Désireux de respecter les sensibilités de tous, et en particulier celles de nos congénères qui bénéficient encore pour quelques éphémères années d'une semi lucidité cognitive, et d'un périmètre d'autonomie de plus en plus restreint autour des lieux d'aisances, c'est miséricordieusement, dans le respect des valeurs judéo-chrétiennes, et dans un élan de compassion dictée par une vaine tentative de racheter son fils en viager, que je publie aujourd'hui le droit de réponse de Raoul, mon collègue de promo de l'IUFM, mon compagnon de gaudrioles pédagogiques, celui qui a tutoyé les plus grands de René Coty à Gustavo Pinochet en passant par les Bee Gees. En réaction au compte-rendu de notre journée de formation, mon bon Raoul a manifester un légitime droit à la parole afin de défendre son honneur en général et ses goûts vestimentaires en particulier, voici donc ce que j'ai reçu:

Mes ami(e)s,
je profite de cette tribune pour vous signaler le fait suivant: si comme moi vous suivez par blogs interposé les aventures de notre "cher" PROCTOR,vous pouvez actuellement apprécier minute par minute notre journée déformation IUFM!hélas....hélas (trois fois hélas) j'ai bien peur que ce soit le "dessin de trop" pour notre Proctor.En effet ce dernier nous avait habituer à une rigueur quasi scientifique dans l'analyse de notre parcours en tant que bleusbites de l'enseignement et nous suivions avec intérêt et profit sa mise en place de méthodes pédagogiques peu orthodoxes ( mais ô combien salutaire pour nos jeunes "chiots" exubérants)

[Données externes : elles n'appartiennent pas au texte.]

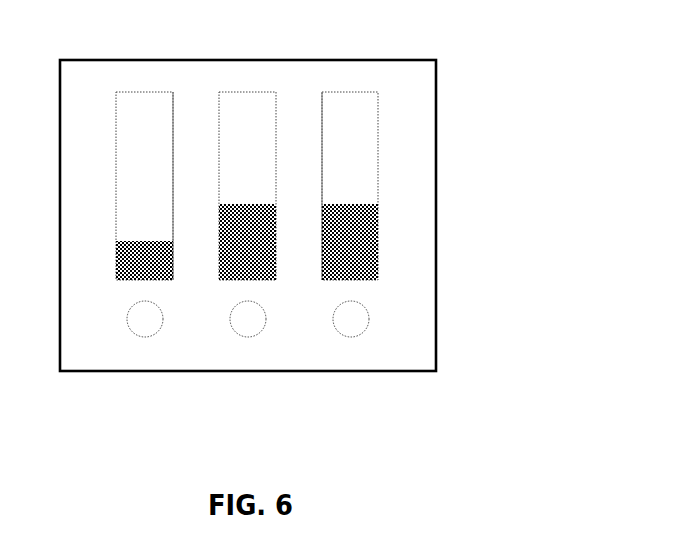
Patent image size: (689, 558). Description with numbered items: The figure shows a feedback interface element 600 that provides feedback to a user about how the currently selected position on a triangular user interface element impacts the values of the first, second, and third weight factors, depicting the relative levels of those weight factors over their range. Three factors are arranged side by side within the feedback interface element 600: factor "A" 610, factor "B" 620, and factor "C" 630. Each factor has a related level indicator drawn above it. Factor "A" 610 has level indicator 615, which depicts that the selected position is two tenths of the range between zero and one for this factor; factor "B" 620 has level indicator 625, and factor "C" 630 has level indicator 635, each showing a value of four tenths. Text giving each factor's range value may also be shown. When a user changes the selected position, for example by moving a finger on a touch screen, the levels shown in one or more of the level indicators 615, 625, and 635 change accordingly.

The feedback interface element 600 is at (448, 98).
The factor "A" 610 is at (142, 347).
The factor "B" 620 is at (245, 347).
The factor "C" 630 is at (348, 347).
The level indicator 615 is at (145, 84).
The level indicator 625 is at (256, 84).
The level indicator 635 is at (358, 84).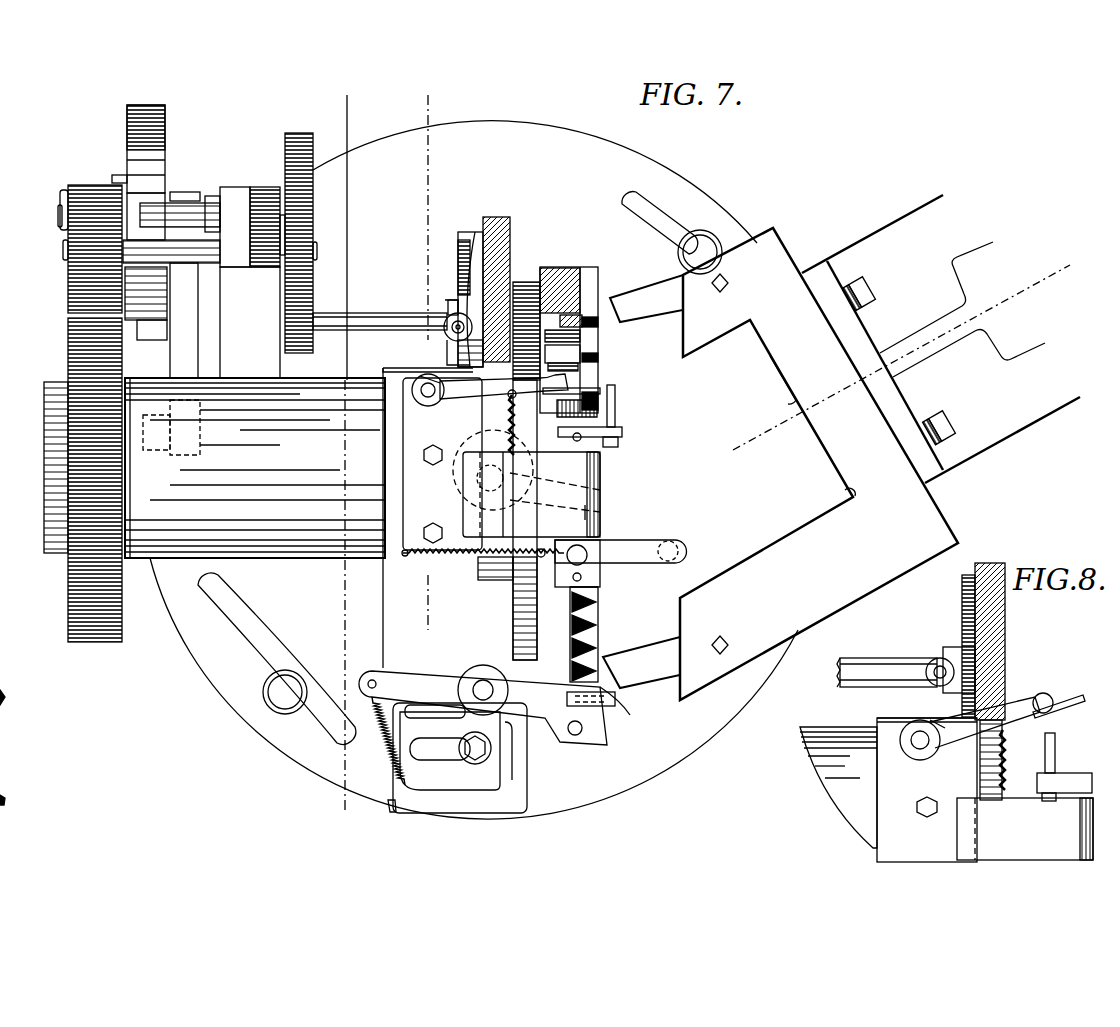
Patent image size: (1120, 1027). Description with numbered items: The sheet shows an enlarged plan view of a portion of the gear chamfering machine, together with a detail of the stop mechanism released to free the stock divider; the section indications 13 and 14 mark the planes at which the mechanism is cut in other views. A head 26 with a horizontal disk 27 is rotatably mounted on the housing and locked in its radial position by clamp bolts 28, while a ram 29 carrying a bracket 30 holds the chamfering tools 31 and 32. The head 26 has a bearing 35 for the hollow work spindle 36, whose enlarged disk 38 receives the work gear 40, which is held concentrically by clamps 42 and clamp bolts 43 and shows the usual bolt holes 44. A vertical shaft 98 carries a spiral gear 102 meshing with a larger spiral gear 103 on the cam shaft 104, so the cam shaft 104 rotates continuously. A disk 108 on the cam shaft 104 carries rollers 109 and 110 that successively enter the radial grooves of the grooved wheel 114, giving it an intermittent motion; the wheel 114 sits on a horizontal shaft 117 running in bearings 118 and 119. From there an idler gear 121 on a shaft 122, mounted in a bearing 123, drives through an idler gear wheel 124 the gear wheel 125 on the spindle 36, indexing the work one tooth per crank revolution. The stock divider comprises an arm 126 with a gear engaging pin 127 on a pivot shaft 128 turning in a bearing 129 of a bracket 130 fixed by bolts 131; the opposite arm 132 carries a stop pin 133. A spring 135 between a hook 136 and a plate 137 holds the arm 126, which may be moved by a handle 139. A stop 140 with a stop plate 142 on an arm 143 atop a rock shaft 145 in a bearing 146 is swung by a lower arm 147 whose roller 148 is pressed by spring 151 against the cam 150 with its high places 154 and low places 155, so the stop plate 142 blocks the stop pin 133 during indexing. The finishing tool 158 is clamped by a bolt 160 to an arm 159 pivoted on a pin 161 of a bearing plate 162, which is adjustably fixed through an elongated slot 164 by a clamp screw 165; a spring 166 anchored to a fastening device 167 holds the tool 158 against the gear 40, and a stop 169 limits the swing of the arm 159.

In FIG. 7, the section line 13 is at (347, 98).
In FIG. 7, the section line 14 is at (428, 97).
In FIG. 7, the head 26 is at (383, 616).
In FIG. 7, the horizontal disk 27 is at (212, 707).
In FIG. 7, the clamp bolts 28 is at (712, 240).
In FIG. 7, the ram 29 is at (895, 226).
In FIG. 7, the bracket 30 is at (945, 504).
In FIG. 7, the chamfering tool 31 is at (645, 298).
In FIG. 7, the chamfering tool 32 is at (645, 660).
In FIG. 7, the bearing 35 is at (138, 562).
In FIG. 8, the bearing 35 is at (848, 822).
In FIG. 7, the work spindle 36 is at (125, 570).
In FIG. 7, the disk 38 is at (528, 283).
In FIG. 7, the gear 40 is at (570, 268).
In FIG. 7, the clamps 42 is at (600, 345).
In FIG. 7, the clamp bolts 43 is at (590, 358).
In FIG. 7, the bolt holes 44 is at (600, 325).
In FIG. 7, the vertical shaft 98 is at (604, 482).
In FIG. 7, the spiral gear 102 is at (604, 502).
In FIG. 7, the spiral gear 103 is at (500, 220).
In FIG. 7, the cam shaft 104 is at (141, 330).
In FIG. 8, the cam shaft 104 is at (862, 665).
In FIG. 7, the disk 108 is at (192, 200).
In FIG. 7, the roller 109 is at (172, 192).
In FIG. 7, the roller 110 is at (152, 448).
In FIG. 7, the grooved wheel 114 is at (152, 114).
In FIG. 7, the horizontal shaft 117 is at (59, 213).
In FIG. 7, the bearing 118 is at (262, 188).
In FIG. 7, the bearing 119 is at (84, 185).
In FIG. 7, the idler gear 121 is at (305, 172).
In FIG. 7, the shaft 122 is at (63, 252).
In FIG. 7, the bearing 123 is at (240, 232).
In FIG. 7, the idler gear wheel 124 is at (75, 275).
In FIG. 7, the gear wheel 125 is at (72, 355).
In FIG. 7, the arm 126 is at (604, 557).
In FIG. 7, the gear engaging pin 127 is at (672, 541).
In FIG. 7, the pivot shaft 128 is at (596, 600).
In FIG. 7, the bearing 129 is at (415, 445).
In FIG. 8, the bearing 129 is at (1072, 847).
In FIG. 7, the bracket 130 is at (466, 497).
In FIG. 8, the bracket 130 is at (1005, 565).
In FIG. 7, the bolts 131 is at (433, 447).
In FIG. 7, the arm 132 is at (615, 438).
In FIG. 8, the arm 132 is at (1068, 772).
In FIG. 7, the stop pin 133 is at (616, 412).
In FIG. 8, the stop pin 133 is at (1057, 748).
In FIG. 7, the spring 135 is at (540, 560).
In FIG. 7, the hook 136 is at (520, 623).
In FIG. 7, the plate 137 is at (403, 555).
In FIG. 7, the handle 139 is at (592, 578).
In FIG. 7, the stop 140 is at (542, 385).
In FIG. 8, the stop 140 is at (1052, 693).
In FIG. 7, the stop plate 142 is at (600, 391).
In FIG. 8, the stop plate 142 is at (1083, 696).
In FIG. 7, the arm 143 is at (465, 389).
In FIG. 8, the arm 143 is at (1020, 700).
In FIG. 7, the rock shaft 145 is at (421, 384).
In FIG. 8, the rock shaft 145 is at (905, 738).
In FIG. 7, the bearing 146 is at (386, 372).
In FIG. 8, the bearing 146 is at (876, 722).
In FIG. 7, the arm 147 is at (392, 376).
In FIG. 8, the arm 147 is at (917, 697).
In FIG. 7, the roller 148 is at (452, 320).
In FIG. 8, the roller 148 is at (935, 660).
In FIG. 7, the cam 150 is at (470, 232).
In FIG. 8, the cam 150 is at (975, 593).
In FIG. 7, the spring 151 is at (512, 435).
In FIG. 8, the spring 151 is at (1005, 782).
In FIG. 7, the high places 154 is at (462, 245).
In FIG. 8, the high places 154 is at (962, 645).
In FIG. 7, the low places 155 is at (463, 310).
In FIG. 7, the finishing tool 158 is at (615, 705).
In FIG. 7, the arm 159 is at (415, 676).
In FIG. 7, the clamp bolt 160 is at (612, 752).
In FIG. 7, the pin 161 is at (485, 683).
In FIG. 7, the bearing plate 162 is at (440, 778).
In FIG. 7, the elongated slot 164 is at (428, 762).
In FIG. 7, the clamp screw 165 is at (478, 752).
In FIG. 7, the spring 166 is at (385, 790).
In FIG. 7, the fastening device 167 is at (392, 813).
In FIG. 7, the stop 169 is at (435, 712).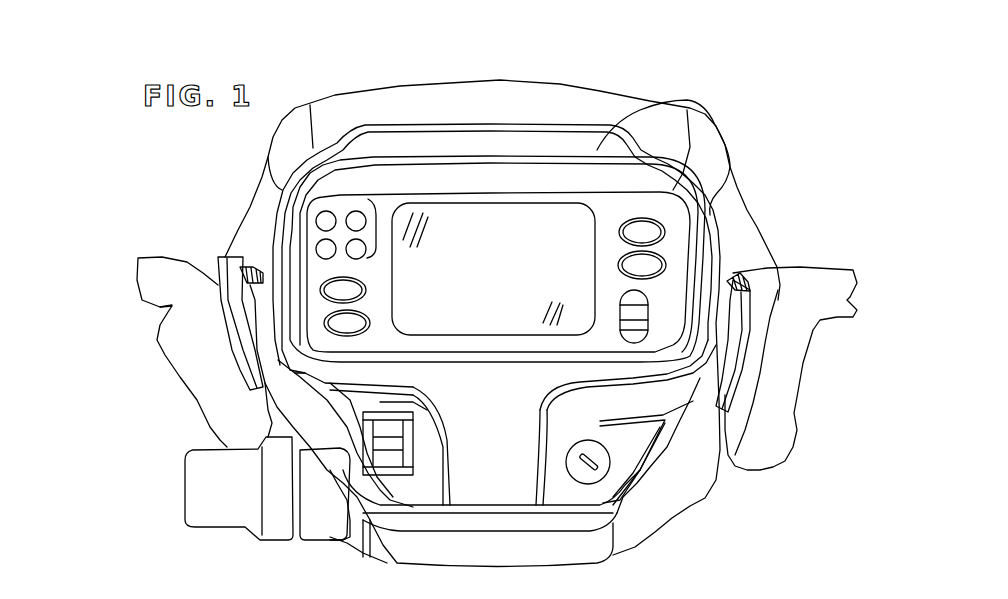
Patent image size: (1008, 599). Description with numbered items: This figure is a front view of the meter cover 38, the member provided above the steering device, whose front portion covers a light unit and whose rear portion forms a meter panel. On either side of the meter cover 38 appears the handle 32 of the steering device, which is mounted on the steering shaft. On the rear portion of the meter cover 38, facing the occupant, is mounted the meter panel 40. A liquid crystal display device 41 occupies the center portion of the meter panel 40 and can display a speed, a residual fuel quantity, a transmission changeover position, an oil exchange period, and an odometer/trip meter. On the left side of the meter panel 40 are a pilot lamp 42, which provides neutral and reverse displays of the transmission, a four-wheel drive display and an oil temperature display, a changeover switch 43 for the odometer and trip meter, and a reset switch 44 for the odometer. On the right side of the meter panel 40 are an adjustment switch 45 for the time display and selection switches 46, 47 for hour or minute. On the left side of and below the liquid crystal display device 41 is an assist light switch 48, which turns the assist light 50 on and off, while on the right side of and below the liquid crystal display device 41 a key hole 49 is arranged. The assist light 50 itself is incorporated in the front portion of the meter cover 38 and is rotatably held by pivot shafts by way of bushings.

The handle 32 is at (170, 340).
The meter cover 38 is at (562, 85).
The meter panel 40 is at (488, 190).
The liquid crystal display device 41 is at (533, 230).
The pilot lamp 42 is at (383, 225).
The changeover switch 43 is at (330, 290).
The reset switch 44 is at (333, 327).
The adjustment switch 45 is at (643, 310).
The selection switch 46 is at (647, 232).
The selection switch 47 is at (647, 263).
The assist light switch 48 is at (388, 455).
The key hole 49 is at (588, 467).
The assist light 50 is at (227, 517).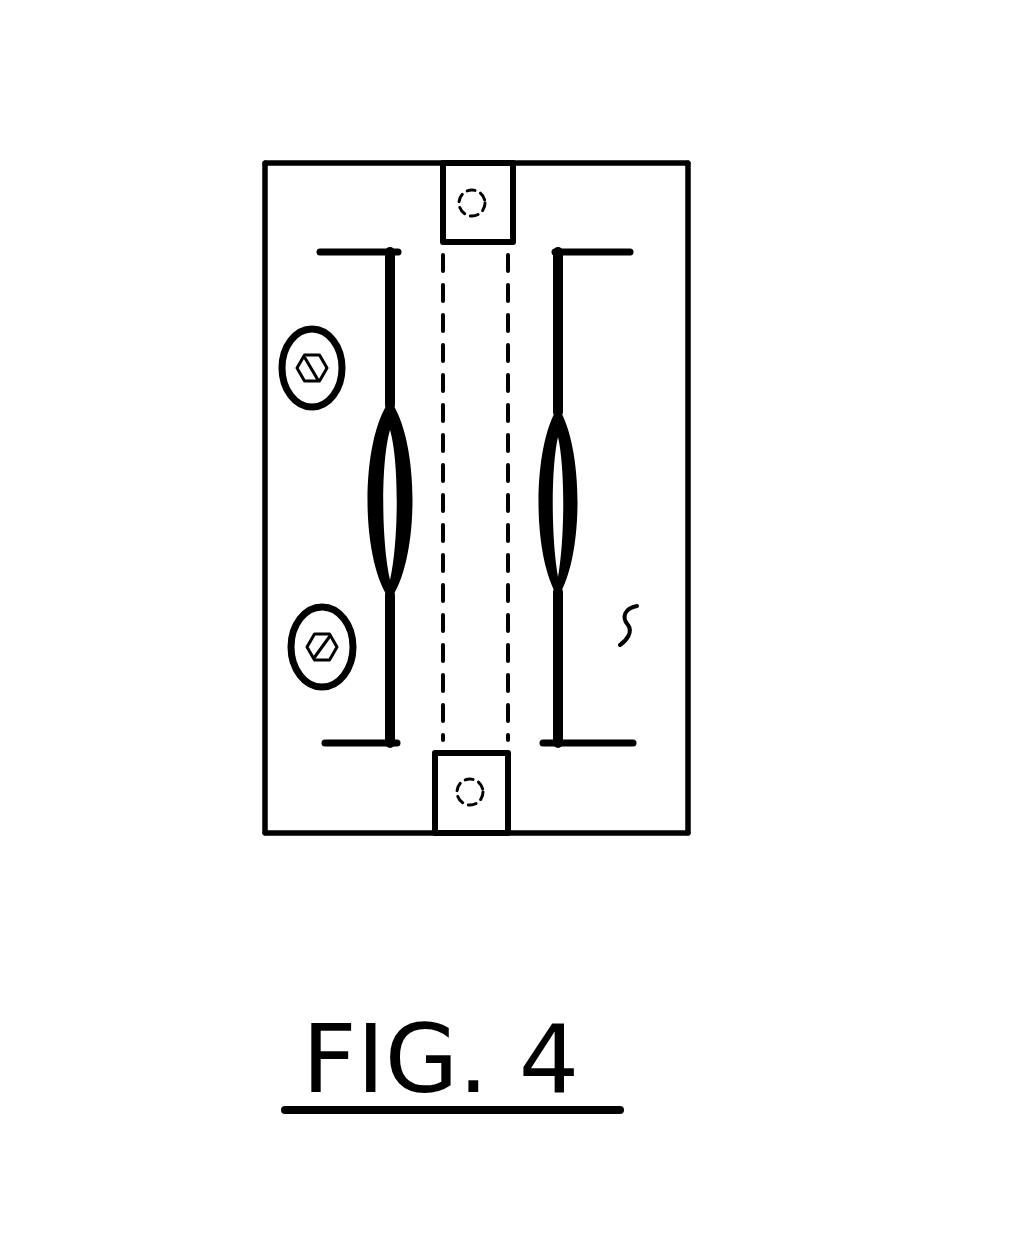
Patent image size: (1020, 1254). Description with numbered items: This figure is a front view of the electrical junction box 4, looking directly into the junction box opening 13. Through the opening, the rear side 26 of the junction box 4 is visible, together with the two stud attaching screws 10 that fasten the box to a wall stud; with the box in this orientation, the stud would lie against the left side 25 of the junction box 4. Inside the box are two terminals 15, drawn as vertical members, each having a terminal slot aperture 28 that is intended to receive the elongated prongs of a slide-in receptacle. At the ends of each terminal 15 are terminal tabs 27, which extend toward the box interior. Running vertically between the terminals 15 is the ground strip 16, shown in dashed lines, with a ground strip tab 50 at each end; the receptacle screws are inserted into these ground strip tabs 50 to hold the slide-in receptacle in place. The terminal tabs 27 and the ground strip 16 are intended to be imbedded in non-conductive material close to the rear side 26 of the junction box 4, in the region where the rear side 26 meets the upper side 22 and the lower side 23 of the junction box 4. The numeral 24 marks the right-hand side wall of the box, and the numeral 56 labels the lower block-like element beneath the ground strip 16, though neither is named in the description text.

The junction box 4 is at (617, 135).
The stud attaching screws 10 is at (283, 370).
The junction box opening 13 is at (633, 472).
The terminals 15 is at (380, 298).
The ground strip 16 is at (516, 268).
The upper side 22 is at (355, 140).
The lower side 23 is at (627, 847).
The right edge 24 is at (700, 782).
The left side 25 is at (262, 588).
The rear side 26 is at (633, 620).
The terminal tabs 27 is at (348, 240).
The terminal slot aperture 28 is at (360, 492).
The ground strip tabs 50 is at (437, 208).
The lower block 56 is at (435, 780).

Certes me direz vous tout cela est pertinent (mot à placer pour l'évaluation) mais où veut-il en venir?et bien à ceci: dans le récit de notre journée IUFM ,vous pourrez voir apparaître un personnage nommé: RAOUL. Evidemment sous ce patronyme ridicule se cache votre serviteur! Il se trouve que ce jour là ,je portais un superbe pull bleu pétrole d'une rare élégance, ABSOLUMENT PAS de confection roumaine avec de SUPERBES motifs asymétriques qu'hélas la maladresse du graphisme ne restitue absolument pas! Qui plus est il est un peu facile de critiquer les "temps morts de la formation qui sont l'occasion de digérer les nombreuses informations de nos formateurs! Je pourrai apporter mon témoignage sur cette journée et vous faire saliver avec toutes les notions nouvelles que j'ai pu intégrer à travers un échange constructif entre collègues.....mais j'ai envi de dire à MONSIEUR PROCTOR!" SI VOUS N'AIMEZ PAS CE METIER....QUITTEZ-LE ! "Raoul dit "l'élégant"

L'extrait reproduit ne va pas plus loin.